Dengan menggunakan kendaraan darat waktu tempuhnya sekitar 15 menit. Kalau mau lebih asyik lagi, lebih baik menggunakan ketinting, karena kita akan dibimbing melalui Sungai Berau dan Sungai Bangun.
Nah, kampung suku Banua itu berada di Sungai Bangun. Di tempat ini, kita bisa menyaksikan dan kalau mau menikmati kehidupan ala suku Banua yang masih bersahaja.
Asal Usul Penduduk Barrau
Menurut J. Skrom Kontler Berau, dalam Memorie Overgave en Overname 31 Juli 1940, asal Barrau itu adalah sebagai berikut :
“Penduduk asli Berau dahulu disebut orang Banuwa. Mereka berasal dari keturunan bangsa Melayu yang membuat koloni atau pemukiman beberapa abad lampau. Tidak dapat dipungkiri bahwa dahulu Berau dibawah pengaruh Majapahit".
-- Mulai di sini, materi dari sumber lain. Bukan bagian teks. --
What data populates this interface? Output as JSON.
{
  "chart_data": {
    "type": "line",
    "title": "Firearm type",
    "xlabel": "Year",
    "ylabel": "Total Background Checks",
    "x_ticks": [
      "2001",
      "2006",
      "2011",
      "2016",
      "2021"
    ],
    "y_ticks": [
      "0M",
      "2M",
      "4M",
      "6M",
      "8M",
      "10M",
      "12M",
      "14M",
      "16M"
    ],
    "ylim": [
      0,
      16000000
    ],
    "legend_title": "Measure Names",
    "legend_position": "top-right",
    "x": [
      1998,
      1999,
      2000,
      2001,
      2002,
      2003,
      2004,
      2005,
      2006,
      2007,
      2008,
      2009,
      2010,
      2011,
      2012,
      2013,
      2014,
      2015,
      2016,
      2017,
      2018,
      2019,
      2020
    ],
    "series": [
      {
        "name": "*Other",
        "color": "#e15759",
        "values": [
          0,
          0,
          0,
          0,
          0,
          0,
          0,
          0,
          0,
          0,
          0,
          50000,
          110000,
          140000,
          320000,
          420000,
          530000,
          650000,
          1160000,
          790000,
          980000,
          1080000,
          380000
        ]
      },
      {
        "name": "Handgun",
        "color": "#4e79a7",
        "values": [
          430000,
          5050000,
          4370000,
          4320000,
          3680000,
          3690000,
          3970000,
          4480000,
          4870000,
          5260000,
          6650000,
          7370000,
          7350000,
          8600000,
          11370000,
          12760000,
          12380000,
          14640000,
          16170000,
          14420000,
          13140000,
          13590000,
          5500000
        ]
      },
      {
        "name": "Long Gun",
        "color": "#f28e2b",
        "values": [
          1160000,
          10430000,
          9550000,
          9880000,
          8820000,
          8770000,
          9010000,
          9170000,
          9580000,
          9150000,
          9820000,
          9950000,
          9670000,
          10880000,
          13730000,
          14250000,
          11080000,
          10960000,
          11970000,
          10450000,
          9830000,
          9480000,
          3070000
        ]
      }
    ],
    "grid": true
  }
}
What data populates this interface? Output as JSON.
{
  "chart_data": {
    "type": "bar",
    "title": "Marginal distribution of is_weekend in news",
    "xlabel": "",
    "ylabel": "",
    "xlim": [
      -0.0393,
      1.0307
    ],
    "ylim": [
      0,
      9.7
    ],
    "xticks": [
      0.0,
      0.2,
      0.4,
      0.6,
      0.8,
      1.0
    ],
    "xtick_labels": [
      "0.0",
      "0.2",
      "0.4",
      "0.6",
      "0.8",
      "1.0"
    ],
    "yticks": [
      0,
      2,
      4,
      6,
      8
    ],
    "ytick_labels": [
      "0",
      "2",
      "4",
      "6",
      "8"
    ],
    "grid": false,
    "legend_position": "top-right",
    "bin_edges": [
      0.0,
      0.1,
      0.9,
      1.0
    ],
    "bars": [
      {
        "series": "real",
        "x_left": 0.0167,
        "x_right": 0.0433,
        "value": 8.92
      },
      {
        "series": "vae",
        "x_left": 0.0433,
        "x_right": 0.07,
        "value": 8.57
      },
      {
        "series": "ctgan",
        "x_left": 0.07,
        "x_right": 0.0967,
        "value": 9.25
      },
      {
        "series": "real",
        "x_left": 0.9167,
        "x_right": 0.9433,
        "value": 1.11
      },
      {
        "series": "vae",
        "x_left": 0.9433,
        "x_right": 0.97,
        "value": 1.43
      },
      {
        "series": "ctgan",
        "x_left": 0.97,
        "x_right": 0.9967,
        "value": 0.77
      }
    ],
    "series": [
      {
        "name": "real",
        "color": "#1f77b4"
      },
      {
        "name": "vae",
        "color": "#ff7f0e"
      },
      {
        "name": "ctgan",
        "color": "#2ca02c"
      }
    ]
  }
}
DR. Ahmad Ramli sangat tertarik tentang masalah ini mencoba dengan metode bleodgroepbepaling (ketentuan golongan darah). Melalaui cara ini, ia berhasil dan membuat kesimpulan bahwa urang Barrau adalah berasal dari Deutro Melayu-Sumatera (Melayu – Muda – Sumatera).
Memperhatikan bahasa lisan, dalam percakapannya terdapat kata-kata bahasa suku lain, akan tetapi pada umumnya bahasa Barrau itu persamaannya dengan bahasa melayu.
Walaupun pada beberapa tempat, terjadi percampuran darah dengan orang Bugis, Solok, Basap dan lain-lain, tetapi orang Barrau masih tetap mempertahankan identitas (jati dirinya), terutama raja-raja dan para bangsawan yang asli keturunan Malayu.
Pada abad ke 7 sampai abad ke XIV kerajaan Sriwijaya mencapai puncak kejayaannya. Perdagangan antara Timur – Tengah dengan Negeri Cina melalui Sriwijaya. Pedagang-pedagang Arab, Parsi, India dan Cina, menjadikan Selat Malaka, Pantai Timur Sumatera, Pantai Barat, dan Pantai Timur-Utara Kalimantan sebagai jalur pelayarannya. Banyak bandar-bandar dan kota-kota kecil di pantai Timur Sumatera di pesisir pulau Kalimantan menjadi besar serta kehidupan rakyatnya bertambah makmur.
Cikal-bakal Kerajaan Berau (Barrau)
Diperkirakan perpindahan Deutro-Melayu-Sumatera itu, pada zaman kerajaan Sriwijaya. Mereka membangun pemukiman baru di daerah Sukadana, Sambas, Berunai, dan Berau berbaur dengan Deutro-Melayu-Kalimantan.
Untuk menjadi lampiran memorie-nya J.S. Krom, meminta bantuan Sultan Sambaliung dan Sutan Gunung Tabur menyusun sejarah Berau. Sebagai pelaksananya dibentuk Tim Penulis terdiri Klerk Lauw. Aji Berni Masuarno juru tulis kelas 1 Datu Ullang putera dari Sultan Amiruddin Sambaliung, Aji Raden Ayub putera dari Sultan H. Siranuddi Gunung Tabur dibantu beberapa magang seperti Abdul Wahab, Adam, Khirul Arip.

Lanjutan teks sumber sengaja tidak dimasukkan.